MapReduce : Passing additional file


In an earlier post, we discussed passing additional parameters to MapReduce Job. But there are cases in which we will have to pass some additional files during MapReduce. But since MapReduce runs in multiple nodes, we need to ensure that this additional file that mapper/reducer refers is in that particular node in which its running.  In this post we will disucss how to handle this. Let us say we need to find most popular movie from movie-lens database. If you download movie-lens data, there are 2 files in which we are interested in .  (u.data and u.item). The format of file is as shown here..

u.data
userid  movieid rating  timestamp 
196	242	3	881250949
186	302	3	891717742
22	377	1	878887116
244	51	2	880606923
166	346	1	886397596

u.item
movieID  Name Release Date  URL
1|Toy Story (1995)|01-Jan-1995||http://us.imdb.com/M/title-exact?|...
2|GoldenEye (1995)|01-Jan-1995||http://us.imdb.com/M/title-exact|..
3|Four Rooms (1995)|01-Jan-1995||http://us.imdb.com/M/title-exact?|...
4|Get Shorty (1995)|01-Jan-1995||http://us.imdb.com/M/title-exact?|..

Implementation:

from mrjob.job import MRJob
from mrjob.step import MRStep

'''
    Goal is to calculate most popular movie from the movie lens data 
    Algorithm :  Most watched movie is most popular movie
    Also pass u.item file along with job, so that it will be available in    each nodes, so we can map movieID to a moviename
'''

class MRMostPopularMovieName(MRJob):


    def configure_options(self):
        super(MRMostPopularMovieName, self).configure_options()
        self.add_file_option('--items', help='path to u.item') 



    def steps(self):
        return [
                     MRStep(mapper = self.mapper_get_count,
                            reducer_init = self.reducer_init,
                            reducer = self.reducer_sum_count),

                     MRStep( reducer = self.reducer_max_count)

               ]


    def mapper_get_count(self, _ , line):
        userId, movieID, rating, timeStamp = line.split('\t')
        yield movieID, 1


    def reducer_init(self):
        self.movie_names = {}

        with open("u.item") as f:
            for line in f:
                fields = line.split('|')
                self.movie_names[fields[0]] = fields[1]

    
    def reducer_sum_count(self, movieID, values):
        yield None , (sum(values), self.movie_names[movieID])
        

    def reducer_max_count(self, _ , views):
        yield max(views)


if __name__ == '__main__':
    MRMostPopularMovieName.run()
>> python most_popular_movie_name.py --items data\ml-100k\u.item data\ml-100k\u.data

Configure Options In the function configure_option  we have used add file option to specify that a file will be passed along with this MapReduce Job and should be copied to each node.  We have also mentioned that the file will be identified by –items in the command line arg along with the actual data file.

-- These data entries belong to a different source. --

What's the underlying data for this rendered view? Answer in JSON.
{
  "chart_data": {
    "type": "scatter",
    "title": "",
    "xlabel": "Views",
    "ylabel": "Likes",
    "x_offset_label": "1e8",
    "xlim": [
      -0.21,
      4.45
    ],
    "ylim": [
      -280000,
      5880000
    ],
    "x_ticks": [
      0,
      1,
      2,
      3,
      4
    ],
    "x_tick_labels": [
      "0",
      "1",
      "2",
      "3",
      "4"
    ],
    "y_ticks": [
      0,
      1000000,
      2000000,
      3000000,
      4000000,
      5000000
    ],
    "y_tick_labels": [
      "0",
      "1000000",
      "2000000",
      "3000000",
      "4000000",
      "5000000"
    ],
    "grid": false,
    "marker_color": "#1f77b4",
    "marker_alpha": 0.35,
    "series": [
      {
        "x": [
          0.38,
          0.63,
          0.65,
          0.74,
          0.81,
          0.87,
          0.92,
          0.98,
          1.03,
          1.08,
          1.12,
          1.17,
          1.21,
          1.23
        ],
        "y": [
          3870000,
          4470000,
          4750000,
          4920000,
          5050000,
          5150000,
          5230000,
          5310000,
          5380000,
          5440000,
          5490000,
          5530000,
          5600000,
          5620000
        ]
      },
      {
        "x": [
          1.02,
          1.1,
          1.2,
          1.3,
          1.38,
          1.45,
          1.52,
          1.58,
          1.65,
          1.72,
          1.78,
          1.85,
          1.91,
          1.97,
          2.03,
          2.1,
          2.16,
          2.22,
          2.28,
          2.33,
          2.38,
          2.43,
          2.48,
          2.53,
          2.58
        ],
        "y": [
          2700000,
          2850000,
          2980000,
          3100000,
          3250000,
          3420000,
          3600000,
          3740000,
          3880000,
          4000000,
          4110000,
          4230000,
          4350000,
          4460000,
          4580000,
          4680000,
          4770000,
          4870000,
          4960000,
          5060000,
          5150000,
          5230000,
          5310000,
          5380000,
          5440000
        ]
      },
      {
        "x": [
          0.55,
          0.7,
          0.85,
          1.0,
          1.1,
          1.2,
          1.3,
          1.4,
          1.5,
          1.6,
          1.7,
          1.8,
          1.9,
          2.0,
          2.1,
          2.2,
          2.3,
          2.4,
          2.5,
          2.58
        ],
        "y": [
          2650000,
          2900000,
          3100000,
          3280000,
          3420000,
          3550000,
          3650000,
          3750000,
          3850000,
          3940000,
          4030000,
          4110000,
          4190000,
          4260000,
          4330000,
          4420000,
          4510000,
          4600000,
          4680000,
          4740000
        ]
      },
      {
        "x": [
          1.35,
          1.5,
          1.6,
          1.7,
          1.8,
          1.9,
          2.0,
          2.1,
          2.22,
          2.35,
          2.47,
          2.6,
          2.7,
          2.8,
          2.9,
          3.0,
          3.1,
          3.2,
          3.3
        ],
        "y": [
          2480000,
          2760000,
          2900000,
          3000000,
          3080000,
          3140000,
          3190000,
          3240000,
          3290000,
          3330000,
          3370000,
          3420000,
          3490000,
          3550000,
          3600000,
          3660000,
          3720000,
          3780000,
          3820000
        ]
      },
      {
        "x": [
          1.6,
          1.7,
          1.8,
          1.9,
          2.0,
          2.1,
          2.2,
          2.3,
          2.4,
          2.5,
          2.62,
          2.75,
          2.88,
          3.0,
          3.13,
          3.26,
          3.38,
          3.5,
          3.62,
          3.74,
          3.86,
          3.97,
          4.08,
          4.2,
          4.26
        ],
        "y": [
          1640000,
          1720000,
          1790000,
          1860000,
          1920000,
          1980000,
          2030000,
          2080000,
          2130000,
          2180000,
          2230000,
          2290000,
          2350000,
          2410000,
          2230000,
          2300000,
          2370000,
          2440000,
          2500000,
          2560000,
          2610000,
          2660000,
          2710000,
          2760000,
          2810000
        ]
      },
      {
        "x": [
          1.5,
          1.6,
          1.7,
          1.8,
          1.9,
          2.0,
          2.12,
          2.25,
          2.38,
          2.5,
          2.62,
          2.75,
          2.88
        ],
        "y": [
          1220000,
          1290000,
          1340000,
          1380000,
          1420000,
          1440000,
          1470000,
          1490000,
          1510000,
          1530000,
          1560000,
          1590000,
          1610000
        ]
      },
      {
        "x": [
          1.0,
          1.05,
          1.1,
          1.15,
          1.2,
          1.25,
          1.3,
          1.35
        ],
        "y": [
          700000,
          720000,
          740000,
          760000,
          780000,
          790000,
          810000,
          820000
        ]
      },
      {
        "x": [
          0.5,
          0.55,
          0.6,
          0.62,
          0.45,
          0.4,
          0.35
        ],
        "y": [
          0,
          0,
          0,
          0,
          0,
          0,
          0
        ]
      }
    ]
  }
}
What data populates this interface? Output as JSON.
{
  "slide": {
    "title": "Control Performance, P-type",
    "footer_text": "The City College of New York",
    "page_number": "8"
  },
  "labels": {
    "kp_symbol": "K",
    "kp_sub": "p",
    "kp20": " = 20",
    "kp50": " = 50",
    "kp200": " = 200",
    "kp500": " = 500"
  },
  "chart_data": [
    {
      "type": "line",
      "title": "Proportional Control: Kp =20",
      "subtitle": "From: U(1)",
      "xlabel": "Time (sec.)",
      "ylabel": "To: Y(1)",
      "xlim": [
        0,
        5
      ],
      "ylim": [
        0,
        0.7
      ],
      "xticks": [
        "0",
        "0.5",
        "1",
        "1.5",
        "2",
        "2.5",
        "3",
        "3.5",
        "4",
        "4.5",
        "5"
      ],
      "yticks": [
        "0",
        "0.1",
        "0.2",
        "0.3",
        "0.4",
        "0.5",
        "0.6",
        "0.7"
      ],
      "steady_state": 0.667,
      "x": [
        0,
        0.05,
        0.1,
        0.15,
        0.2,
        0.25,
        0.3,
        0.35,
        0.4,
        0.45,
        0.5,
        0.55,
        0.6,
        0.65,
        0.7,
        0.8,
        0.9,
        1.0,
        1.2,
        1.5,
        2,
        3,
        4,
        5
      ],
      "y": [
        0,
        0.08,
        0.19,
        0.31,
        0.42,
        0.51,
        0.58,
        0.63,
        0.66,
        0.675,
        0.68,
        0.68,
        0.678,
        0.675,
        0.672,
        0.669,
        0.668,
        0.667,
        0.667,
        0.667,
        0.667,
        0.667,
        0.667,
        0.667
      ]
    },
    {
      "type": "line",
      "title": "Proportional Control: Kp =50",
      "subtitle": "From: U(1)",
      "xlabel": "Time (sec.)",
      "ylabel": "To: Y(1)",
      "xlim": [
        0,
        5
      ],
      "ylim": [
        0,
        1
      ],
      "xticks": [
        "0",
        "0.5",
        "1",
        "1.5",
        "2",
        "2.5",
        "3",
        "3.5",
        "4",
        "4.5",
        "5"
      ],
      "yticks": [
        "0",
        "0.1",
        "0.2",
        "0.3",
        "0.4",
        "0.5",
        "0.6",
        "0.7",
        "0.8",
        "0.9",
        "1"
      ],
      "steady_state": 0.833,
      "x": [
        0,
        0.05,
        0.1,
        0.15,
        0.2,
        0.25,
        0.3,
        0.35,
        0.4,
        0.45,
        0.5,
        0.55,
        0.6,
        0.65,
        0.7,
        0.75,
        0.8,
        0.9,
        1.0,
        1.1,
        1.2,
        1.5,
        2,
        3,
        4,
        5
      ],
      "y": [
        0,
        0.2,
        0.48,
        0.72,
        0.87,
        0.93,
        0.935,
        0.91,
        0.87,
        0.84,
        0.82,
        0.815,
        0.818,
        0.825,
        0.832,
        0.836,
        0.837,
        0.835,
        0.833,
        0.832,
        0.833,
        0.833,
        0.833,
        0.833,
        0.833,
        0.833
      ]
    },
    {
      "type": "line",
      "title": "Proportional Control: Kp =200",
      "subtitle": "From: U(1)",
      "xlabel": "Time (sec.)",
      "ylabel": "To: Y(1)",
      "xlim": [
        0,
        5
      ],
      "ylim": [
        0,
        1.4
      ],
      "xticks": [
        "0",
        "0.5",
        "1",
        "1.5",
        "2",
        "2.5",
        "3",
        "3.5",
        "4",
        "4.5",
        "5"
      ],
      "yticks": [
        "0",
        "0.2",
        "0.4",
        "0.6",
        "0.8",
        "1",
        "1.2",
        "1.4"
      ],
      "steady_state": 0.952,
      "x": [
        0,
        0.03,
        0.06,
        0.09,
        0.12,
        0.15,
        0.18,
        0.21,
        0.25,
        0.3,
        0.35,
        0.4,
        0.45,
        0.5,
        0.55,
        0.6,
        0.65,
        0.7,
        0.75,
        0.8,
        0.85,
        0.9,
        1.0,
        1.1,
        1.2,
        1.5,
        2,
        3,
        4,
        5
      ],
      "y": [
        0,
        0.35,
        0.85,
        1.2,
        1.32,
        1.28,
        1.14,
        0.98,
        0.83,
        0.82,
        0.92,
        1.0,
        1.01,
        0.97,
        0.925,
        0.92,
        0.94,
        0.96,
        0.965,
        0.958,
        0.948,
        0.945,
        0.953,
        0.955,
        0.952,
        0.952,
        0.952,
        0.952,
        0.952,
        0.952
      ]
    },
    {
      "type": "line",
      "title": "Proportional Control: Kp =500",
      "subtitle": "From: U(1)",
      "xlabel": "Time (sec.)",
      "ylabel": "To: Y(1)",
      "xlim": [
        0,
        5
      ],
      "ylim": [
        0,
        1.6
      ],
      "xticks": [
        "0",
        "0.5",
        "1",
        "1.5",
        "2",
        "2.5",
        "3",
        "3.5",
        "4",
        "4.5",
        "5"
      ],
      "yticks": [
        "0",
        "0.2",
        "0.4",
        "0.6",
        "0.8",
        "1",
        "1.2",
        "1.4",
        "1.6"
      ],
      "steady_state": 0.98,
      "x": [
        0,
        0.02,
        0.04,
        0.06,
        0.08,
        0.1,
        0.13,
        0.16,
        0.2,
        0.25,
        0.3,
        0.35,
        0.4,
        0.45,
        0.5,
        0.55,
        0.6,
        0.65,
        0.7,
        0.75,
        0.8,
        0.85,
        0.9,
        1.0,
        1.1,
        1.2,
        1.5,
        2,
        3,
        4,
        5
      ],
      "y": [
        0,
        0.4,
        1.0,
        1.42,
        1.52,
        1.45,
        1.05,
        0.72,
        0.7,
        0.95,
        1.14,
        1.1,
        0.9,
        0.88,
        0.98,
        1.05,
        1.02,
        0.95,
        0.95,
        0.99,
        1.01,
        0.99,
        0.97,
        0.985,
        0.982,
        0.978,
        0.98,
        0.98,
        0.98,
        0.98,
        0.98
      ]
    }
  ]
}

MRJob Step We have also specified some additional steps including a reducer_init which will get called before the reducer in that step gets called. In reducer_init, we create a dictionary of movie names from u.item file which will be present in the same node where mapper/reducer is running.

Another important thing to note in this example is that reducer is passing ‘None’ as key and a tuple of  sum(views) and movie_name  (sum(values), self.movie_names[movieID]) as value. This  will help us to calculate the max(views) in the next reducer, which will produce a single result.